N-15 uniformly labeled lac repressor and lac repressor headpiece were prepared. N-15 NMR spectra of lac repressor were shown resolution inadequate for detailed study while the data showed that the N-15 labeled N-terminal part of the protein is quite suitable for this type of study allowing future investigation of the specific interaction of the lac repressor headpiece with the lac operator. We report here the total assignment of proton H-1 and nitrogen (NH)-N-15 backbone resonances of this headpiece in the free state.
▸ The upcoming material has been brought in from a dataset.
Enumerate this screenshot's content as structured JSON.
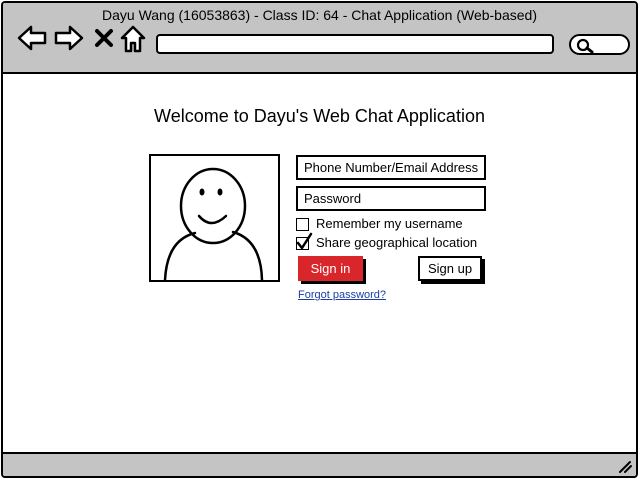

Assignments of the N-15 resonances of the protein were obtained in a sequential manner using heteronuclear multiple quantum coherence (HMQC), relayed HMQC nuclear Overhauser and relayed HMQC-HOHAHA spectroscopy. More than 80 per cent of residues were assigned by their (NH(i)-NH(i+1)-N-15-H-1 and (NH(i)-NH(i-1)-N-15-H-1 connectivities. Values of the 3J(NH-alpha) splitting for 39 of the 51 residues of the headpiece were extracted from HMQC and HMQC-J. The observed (NH(i)-C(beta)H)-N-15 cross peaks and the 3J(NH-alpha) coupling constants values are in agreement with the three alpha-helices previously described [Zuiderweg, E.R.P., Scheek, R.M., Boelens, R., van Gunsteren, W.F. and Kaptein, R., Biochimie 67, 707 (1985)]. The 3J(NH-alpha) coupling constants can be now used for a more confident determination of the lac repressor headpiece. From these values it is shown that the geometry of the ends of the second and third alpha-helices exhibit deviation from the canonical alpha-helix structure. On the basis of NOEs and 3J(NH-alpha) values, the geometry of the turn of the helix-turn-helix motif is discussed.